During the inception week which took place in Lagos last March it came clear that those three main topics should be part of any project location subject of the Lagos Lab 2015. Sub-themes within this among others are the relation between heritage and the water, spatial economic development in relation to the protection of the lagoon, accommodation of local economies and systems, etc.
The workshops, hosted at the Federal Palace the 22nd and the 23rd of June, were the testing ground for our ideas. Together with local professionals we defined the long term objectives and project and the short term first stage for a feasible and implementable project.
Coming months the Lagos Lab team will continue to collectively work on first actions to take into first step towards implementation to reach the long term vision of the Lagos Lagoon City: the realization of the Lagos Lagoon Centre pavilion before construction of a ring dike structure.

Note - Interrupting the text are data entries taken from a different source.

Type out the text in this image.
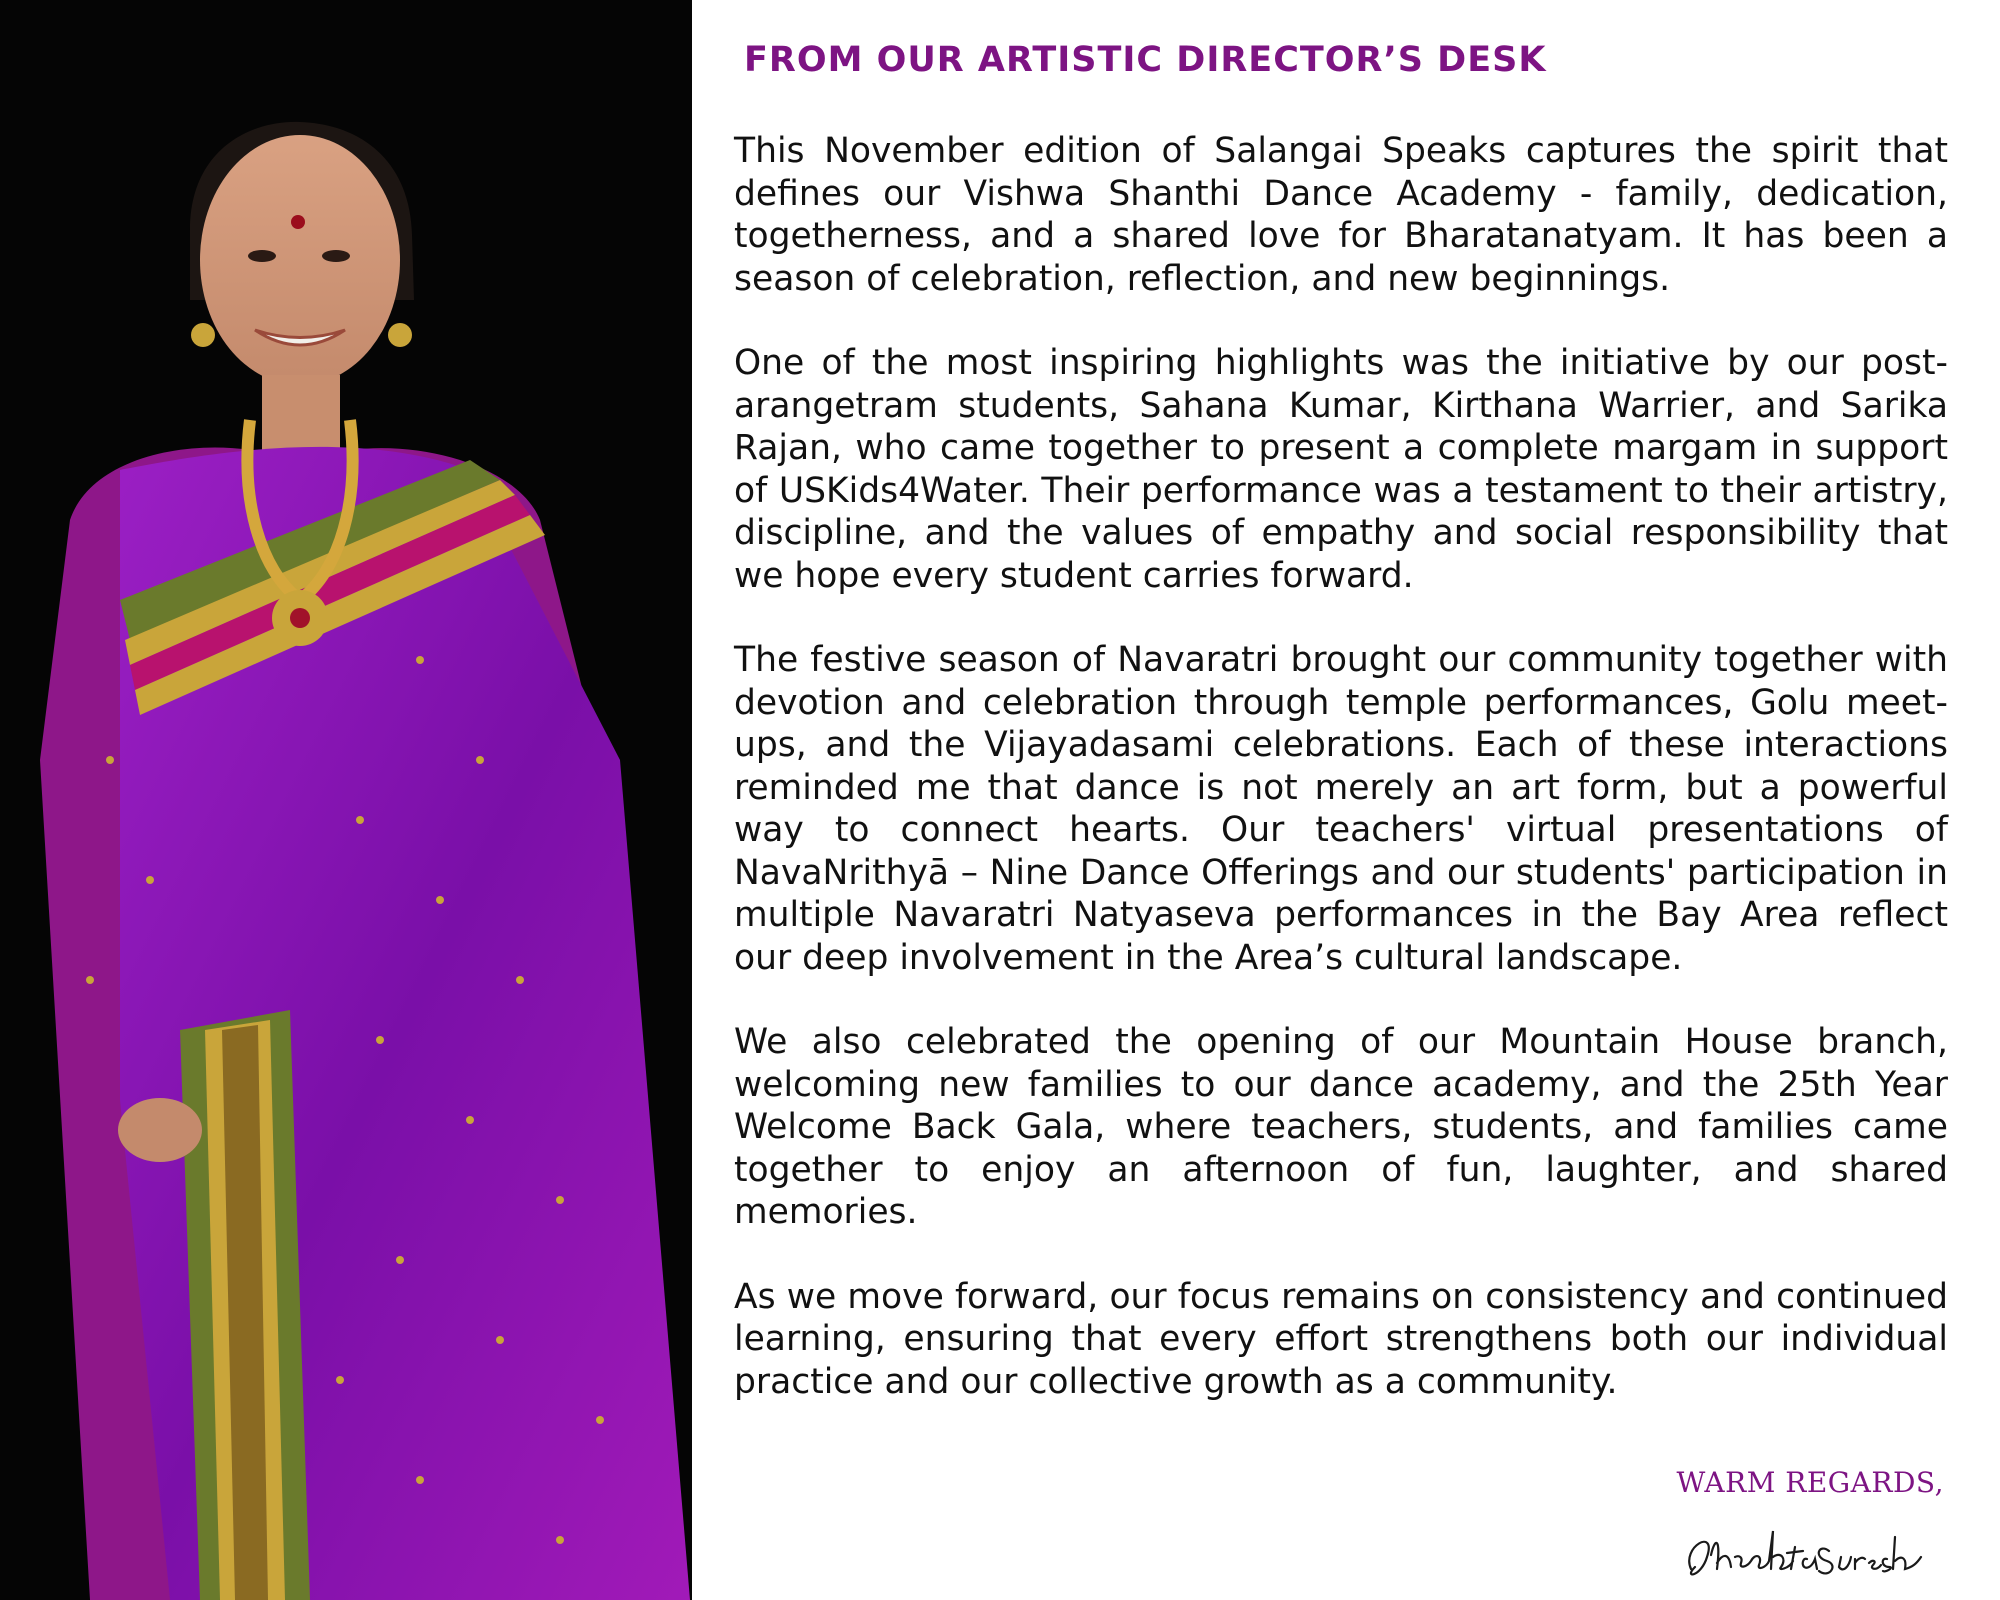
FROM OUR ARTISTIC DIRECTOR’S DESK

This November edition of Salangai Speaks captures the spirit that defines our Vishwa Shanthi Dance Academy - family, dedication, togetherness, and a shared love for Bharatanatyam. It has been a season of celebration, reflection, and new beginnings.

One of the most inspiring highlights was the initiative by our post-arangetram students, Sahana Kumar, Kirthana Warrier, and Sarika Rajan, who came together to present a complete margam in support of USKids4Water. Their performance was a testament to their artistry, discipline, and the values of empathy and social responsibility that we hope every student carries forward.

The festive season of Navaratri brought our community together with devotion and celebration through temple performances, Golu meet-ups, and the Vijayadasami celebrations. Each of these interactions reminded me that dance is not merely an art form, but a powerful way to connect hearts. Our teachers' virtual presentations of NavaNrithyā – Nine Dance Offerings and our students' participation in multiple Navaratri Natyaseva performances in the Bay Area reflect our deep involvement in the Area’s cultural landscape.

We also celebrated the opening of our Mountain House branch, welcoming new families to our dance academy, and the 25th Year Welcome Back Gala, where teachers, students, and families came together to enjoy an afternoon of fun, laughter, and shared memories.

As we move forward, our focus remains on consistency and continued learning, ensuring that every effort strengthens both our individual practice and our collective growth as a community.

WARM REGARDS,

DASUDA organized a seminar in the morning of Thursday 25th of June at the Federal Palace for sharing the first workshop results and debate with the audience, identify stakeholders, possible shareholders and partners.
Starting point for the seminar was the vision that the Lagoon is the source of Lagos and can become the vibrant heart of a 21st century worldwide renowned metropolis. Visionary perspectives have been presented in a concrete manner with awareness of the current state of the city and with implementation driven tools and approaches.
The seminar was an important step in the Lagos Lab 2015 process towards the final outcome in September/ October.
DASUDA sincerely thanks all workshop participants and seminar attendees.